Financial services regulatory reform has been bandied about for some time now, but we got a taste of what the Obama Administration and the Securities and Exchange Commission (SEC) actually have in mind when Treasury Secretary Timothy Geithner laid out the Administration’s restructuring plan during testimony before Congress March 26, and SEC Chairman Mary Schapiro told the Senate the same day what revamps the Commission hoped to accomplish.
While it’s still uncertain what changes may actually get approved this year, Schapiro told Investment Advisor in an exclusive interview April 13 that she does believe “we will have some financial services reform this year.” However, she remains unsure whether “it will be the full package of broad sweeping reform or whether it might be more strategic and focused in the initial stages. There are a lot of moving parts here.” Indeed, Geithner said in his testimony that revamping the current financial services regulatory landscape would not take “modest repairs at the margin, but new rules of the game.”
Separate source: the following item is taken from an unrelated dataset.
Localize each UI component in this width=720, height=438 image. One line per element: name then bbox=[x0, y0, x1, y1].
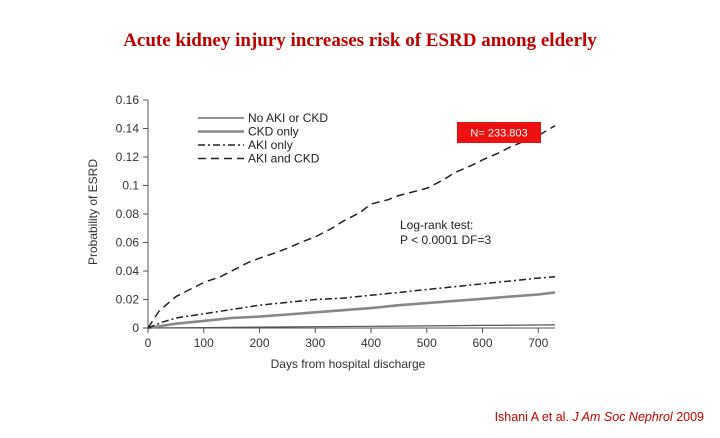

Geithner told the House Financial Services Committee during his testimony that the Administration’s reform plan includes four broad components: addressing systemic risk, protecting consumers and investors, eliminating gaps in regulatory structure, and fostering international coordination. The administration also wants to put tighter controls on large financial institutions and require hedge funds to register with the SEC. Schapiro told the Senate Banking Committee the SEC also plans to ask lawmakers to craft legislation that would require investment advisors to hedge funds, as well as possibly hedge funds themselves, to register with the Commission, and that the SEC should have the power to regulate credit default swaps and municipal bonds.
Washington Bureau Chief Melanie Waddell spoke with Schapiro via telephone on April 13 to get more insight into exactly what reforms the SEC will achieve this year–she thinks harmonizing the rules for broker/dealers and advisors is a longer-term goal–and on what changes she plans to implement at the Commission.
Is something likely to happen this year on harmonizing rules for broker/dealers and advisors? Certainly we’re going to try and fill the gaps, which is how I keep describing some of the issues we’ve been dealing with that affect auditing and custody verification and so forth in the next couple of months. But I think longer term, the bigger question of leveling the playing field between advisors and brokers will take a bit more time.
It seems to be a tough issue to pinpoint. There’s a lot of lore that’s grown up around both advisors and the broker/dealer side of the question, but just because it’s tough doesn’t mean we shouldn’t tackle it. In my view it’s been an issue for a long time and we owe it to investors to ensure we haven’t put them in the position of having to figure out how they are best protected depending on which type of advisor they go to–a broker/dealer or investment advisor. We need to make it clear and simple for investors.
What do you think about a self-regulatory organization for advisors? It’s something we’re going to look at. I think it has to be a component of anything we look at.
Right along with harmonizing the rules? Absolutely. But I’ve said this repeatedly to anybody who’s asked, I have no conclusions drawn in my mind about what the right approach is. I do know, and you’ve heard this undoubtedly as well, that we do not have sufficient resources here to effectively examine the more than 11,000 advisors for whom we have responsibility. That doesn’t necessarily mean that we’ll have to have an SRO, but it does mean we will have to leverage some third-party resources, which is one reason we’re looking at things like audits [and] compliance reviews by third parties.
The compliance burden that we might see for RIAs…that would go into the audit area? I think that’s probably a possibility. We’re going to try and fill some of the gaps that have become apparent over the past year as we’ve dealt with a lot of advisor Ponzi schemes. But one of the good things about how we do rulemaking is [that] everything will go out for comment and we’ll specifically seek comment on the operational costs and burdens of everything we contemplate.